A deeper look into the classic ethics debate

Those who have spent an adequate amount of time on the Internet might have come across a cartoon depicting a man in front of a set of train tracks with a lever. The man is faced with the decision to move the train from a track with five people tied down to it to a track with one person tied down to it, or to let the train run over the group of five people. Whether it is dismissed it as a joke or a goofy political cartoon, the picture poses an ethical dilemma that has been subject to many philosophical studies.

Different mindsets generally choose different options. For example, someone who thinks as an utilitarian – one who tries to discover the best action (utility) – wants to avoid participation in an event with moral wrongs will not pull the lever. Pulling the lever would mean partial responsibility for the single death that occured, and through inactivity, wouldn’t have been responsible for the five deaths that would have occurred otherwise. The trolley problem doesn’t have one right answer, and as new variables are added into the mix, this becomes even more obvious.

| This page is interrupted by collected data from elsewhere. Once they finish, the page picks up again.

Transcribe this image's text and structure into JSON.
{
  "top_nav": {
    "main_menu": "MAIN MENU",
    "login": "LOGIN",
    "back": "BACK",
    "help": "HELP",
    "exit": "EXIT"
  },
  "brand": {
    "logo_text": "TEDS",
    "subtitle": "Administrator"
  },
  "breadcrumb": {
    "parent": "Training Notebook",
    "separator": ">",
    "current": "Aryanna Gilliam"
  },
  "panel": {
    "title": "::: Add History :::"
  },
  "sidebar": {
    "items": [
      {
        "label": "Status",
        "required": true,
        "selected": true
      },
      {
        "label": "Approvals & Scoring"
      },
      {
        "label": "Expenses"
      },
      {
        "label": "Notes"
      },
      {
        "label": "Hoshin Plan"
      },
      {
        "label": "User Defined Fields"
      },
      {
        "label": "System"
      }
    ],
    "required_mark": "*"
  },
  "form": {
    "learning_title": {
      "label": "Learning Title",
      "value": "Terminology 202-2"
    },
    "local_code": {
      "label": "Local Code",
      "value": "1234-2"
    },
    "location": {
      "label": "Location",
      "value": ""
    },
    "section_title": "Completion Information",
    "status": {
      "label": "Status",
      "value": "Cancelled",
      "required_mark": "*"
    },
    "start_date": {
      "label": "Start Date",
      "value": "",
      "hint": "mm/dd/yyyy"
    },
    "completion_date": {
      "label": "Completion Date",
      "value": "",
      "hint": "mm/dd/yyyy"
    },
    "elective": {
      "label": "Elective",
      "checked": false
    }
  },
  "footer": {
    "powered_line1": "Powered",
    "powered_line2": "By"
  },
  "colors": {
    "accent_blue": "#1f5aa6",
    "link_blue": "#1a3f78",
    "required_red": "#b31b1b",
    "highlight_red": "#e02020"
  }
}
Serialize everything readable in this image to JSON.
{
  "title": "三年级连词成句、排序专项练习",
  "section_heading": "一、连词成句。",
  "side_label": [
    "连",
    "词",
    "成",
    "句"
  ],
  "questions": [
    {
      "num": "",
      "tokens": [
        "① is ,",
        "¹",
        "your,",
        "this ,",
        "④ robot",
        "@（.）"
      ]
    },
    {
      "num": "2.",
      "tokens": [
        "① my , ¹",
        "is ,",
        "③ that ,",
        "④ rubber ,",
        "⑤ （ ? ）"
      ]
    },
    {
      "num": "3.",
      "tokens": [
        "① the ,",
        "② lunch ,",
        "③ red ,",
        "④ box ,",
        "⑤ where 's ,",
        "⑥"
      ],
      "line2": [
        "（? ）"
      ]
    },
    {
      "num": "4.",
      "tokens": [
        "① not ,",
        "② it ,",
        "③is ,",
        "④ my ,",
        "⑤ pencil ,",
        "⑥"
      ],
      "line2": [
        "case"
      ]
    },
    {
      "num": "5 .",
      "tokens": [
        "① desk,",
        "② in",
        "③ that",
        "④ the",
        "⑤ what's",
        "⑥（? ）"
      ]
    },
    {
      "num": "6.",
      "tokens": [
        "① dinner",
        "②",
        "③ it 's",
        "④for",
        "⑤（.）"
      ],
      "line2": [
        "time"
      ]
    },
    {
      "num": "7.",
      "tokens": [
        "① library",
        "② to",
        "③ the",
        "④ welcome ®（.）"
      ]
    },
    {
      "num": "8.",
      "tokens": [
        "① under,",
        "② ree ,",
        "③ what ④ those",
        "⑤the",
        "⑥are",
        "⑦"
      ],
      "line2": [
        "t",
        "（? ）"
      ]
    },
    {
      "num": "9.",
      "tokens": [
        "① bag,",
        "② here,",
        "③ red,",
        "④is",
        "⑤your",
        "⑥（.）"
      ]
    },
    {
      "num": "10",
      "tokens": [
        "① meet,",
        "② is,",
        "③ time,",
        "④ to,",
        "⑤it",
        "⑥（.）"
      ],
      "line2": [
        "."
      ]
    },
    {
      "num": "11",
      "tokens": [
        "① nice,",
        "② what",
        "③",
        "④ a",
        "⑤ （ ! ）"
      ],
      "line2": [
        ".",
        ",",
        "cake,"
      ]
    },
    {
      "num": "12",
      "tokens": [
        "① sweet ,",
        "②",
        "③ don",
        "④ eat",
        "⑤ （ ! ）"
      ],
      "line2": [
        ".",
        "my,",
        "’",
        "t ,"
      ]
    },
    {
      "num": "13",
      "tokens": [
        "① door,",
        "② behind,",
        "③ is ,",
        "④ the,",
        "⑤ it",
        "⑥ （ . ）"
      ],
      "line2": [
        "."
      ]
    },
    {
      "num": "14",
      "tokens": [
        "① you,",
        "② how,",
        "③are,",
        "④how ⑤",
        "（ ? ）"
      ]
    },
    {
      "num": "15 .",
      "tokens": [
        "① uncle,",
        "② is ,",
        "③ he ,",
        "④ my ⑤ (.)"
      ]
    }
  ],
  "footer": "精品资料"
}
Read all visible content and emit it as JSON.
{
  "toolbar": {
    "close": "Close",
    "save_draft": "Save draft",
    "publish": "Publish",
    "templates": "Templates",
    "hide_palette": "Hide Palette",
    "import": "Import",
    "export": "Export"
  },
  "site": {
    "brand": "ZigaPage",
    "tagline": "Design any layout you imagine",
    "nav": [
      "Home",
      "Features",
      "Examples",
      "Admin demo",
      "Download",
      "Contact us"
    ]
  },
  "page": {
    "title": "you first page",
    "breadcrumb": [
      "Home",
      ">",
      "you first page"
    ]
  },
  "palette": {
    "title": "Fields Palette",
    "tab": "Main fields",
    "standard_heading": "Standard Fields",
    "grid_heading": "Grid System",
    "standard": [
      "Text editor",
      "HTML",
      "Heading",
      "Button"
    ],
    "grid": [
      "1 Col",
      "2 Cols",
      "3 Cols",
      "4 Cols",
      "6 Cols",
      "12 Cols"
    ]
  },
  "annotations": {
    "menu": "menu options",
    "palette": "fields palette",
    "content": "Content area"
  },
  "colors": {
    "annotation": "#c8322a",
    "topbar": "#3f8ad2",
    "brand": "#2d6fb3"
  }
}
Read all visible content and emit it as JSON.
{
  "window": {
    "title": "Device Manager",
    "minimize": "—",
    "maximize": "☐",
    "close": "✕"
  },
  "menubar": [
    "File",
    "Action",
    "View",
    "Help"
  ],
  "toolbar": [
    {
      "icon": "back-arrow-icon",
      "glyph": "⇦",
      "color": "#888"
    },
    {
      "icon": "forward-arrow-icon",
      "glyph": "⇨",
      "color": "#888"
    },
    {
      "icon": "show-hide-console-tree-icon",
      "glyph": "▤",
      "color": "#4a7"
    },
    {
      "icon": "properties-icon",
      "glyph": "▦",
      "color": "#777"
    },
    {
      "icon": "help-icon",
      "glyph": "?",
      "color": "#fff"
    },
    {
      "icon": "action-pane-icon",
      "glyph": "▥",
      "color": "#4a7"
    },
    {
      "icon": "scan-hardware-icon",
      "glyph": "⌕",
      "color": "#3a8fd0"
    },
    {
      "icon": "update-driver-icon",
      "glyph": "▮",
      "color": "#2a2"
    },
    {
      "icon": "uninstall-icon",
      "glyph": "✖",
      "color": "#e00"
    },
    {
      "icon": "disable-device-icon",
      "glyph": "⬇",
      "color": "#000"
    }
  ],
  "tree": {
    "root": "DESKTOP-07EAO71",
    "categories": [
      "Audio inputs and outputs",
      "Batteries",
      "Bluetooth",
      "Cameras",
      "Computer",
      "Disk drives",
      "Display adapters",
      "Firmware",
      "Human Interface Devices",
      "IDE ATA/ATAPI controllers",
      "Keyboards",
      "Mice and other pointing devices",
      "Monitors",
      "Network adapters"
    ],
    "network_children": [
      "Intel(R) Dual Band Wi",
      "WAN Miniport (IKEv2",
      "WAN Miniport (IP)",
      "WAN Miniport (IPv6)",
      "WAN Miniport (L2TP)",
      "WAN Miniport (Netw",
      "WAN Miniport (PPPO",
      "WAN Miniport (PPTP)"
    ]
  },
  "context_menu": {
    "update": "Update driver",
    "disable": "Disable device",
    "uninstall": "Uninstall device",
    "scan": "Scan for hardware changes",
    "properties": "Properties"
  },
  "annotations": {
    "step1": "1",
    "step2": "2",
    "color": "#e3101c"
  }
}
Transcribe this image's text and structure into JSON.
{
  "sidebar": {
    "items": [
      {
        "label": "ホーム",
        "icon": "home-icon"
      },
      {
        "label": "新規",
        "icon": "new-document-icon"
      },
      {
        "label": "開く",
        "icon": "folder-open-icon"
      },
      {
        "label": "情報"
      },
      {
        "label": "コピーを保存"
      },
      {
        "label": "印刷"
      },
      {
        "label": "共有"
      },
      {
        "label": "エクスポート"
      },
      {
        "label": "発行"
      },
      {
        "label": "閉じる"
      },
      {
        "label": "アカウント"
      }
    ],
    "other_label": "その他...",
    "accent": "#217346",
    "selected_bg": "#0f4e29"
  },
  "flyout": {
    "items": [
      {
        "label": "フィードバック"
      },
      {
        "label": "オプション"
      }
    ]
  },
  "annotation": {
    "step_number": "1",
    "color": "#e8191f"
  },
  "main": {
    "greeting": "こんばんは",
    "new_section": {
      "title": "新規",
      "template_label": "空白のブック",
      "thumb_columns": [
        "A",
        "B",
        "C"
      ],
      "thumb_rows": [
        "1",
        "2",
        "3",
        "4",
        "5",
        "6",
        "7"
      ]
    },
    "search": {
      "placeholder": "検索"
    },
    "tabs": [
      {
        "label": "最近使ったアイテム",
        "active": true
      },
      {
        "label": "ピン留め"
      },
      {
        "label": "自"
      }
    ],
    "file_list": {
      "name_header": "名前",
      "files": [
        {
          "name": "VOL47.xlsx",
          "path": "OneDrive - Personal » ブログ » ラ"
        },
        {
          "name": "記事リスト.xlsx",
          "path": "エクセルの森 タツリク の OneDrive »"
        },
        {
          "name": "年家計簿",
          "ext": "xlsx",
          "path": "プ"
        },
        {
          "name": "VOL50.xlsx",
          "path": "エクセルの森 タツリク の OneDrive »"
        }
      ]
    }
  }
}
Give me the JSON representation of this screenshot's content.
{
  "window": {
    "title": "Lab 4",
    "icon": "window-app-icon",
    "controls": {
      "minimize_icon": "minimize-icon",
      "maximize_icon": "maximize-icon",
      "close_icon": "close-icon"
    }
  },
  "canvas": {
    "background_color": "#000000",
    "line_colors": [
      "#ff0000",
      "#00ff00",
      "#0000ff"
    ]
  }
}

The trolley problem was first introduced in a moral questionnaire given to students at the University of Wisconsin in 1905. The modern version was created by Philippa Foot in 1967 and has been exposed to many new scenarios and concepts. The first new situation is “the fat man.” In this version, there is only one track, with a train about to run over five people. There’s a bridge above the track. A bystander and a fat man are standing on the bridge. Instead of having the option to pull a lever, the bystander the option to push the fat man in front of the train to stop it. The next version is “the villain.” This variant includes the fat man, but this time he is the villain who tied the people to the track. This again presents the option to push him off, this time with more incentive. More examples of different events are “the loop variant,” “transplant” and “the man in the yard,” all of which have similar ethical questions and consequences.

Many dark jokes have risen after the trolley problem rise in popularity. One variant of the original has the lever pulled after the front wheels pass after the fork causing the train to drift on both sides, killing all six individuals.

With a total of six complicated scenarios for “The Trolley Problem,” one would think there are endless solutions. However, all of them have only two to three solutions. The endless aspect of these moral debates comes from the reasoning behind the answers, which can be as simple as “the villian” or much more complicated. With no right answers, the debate lives on.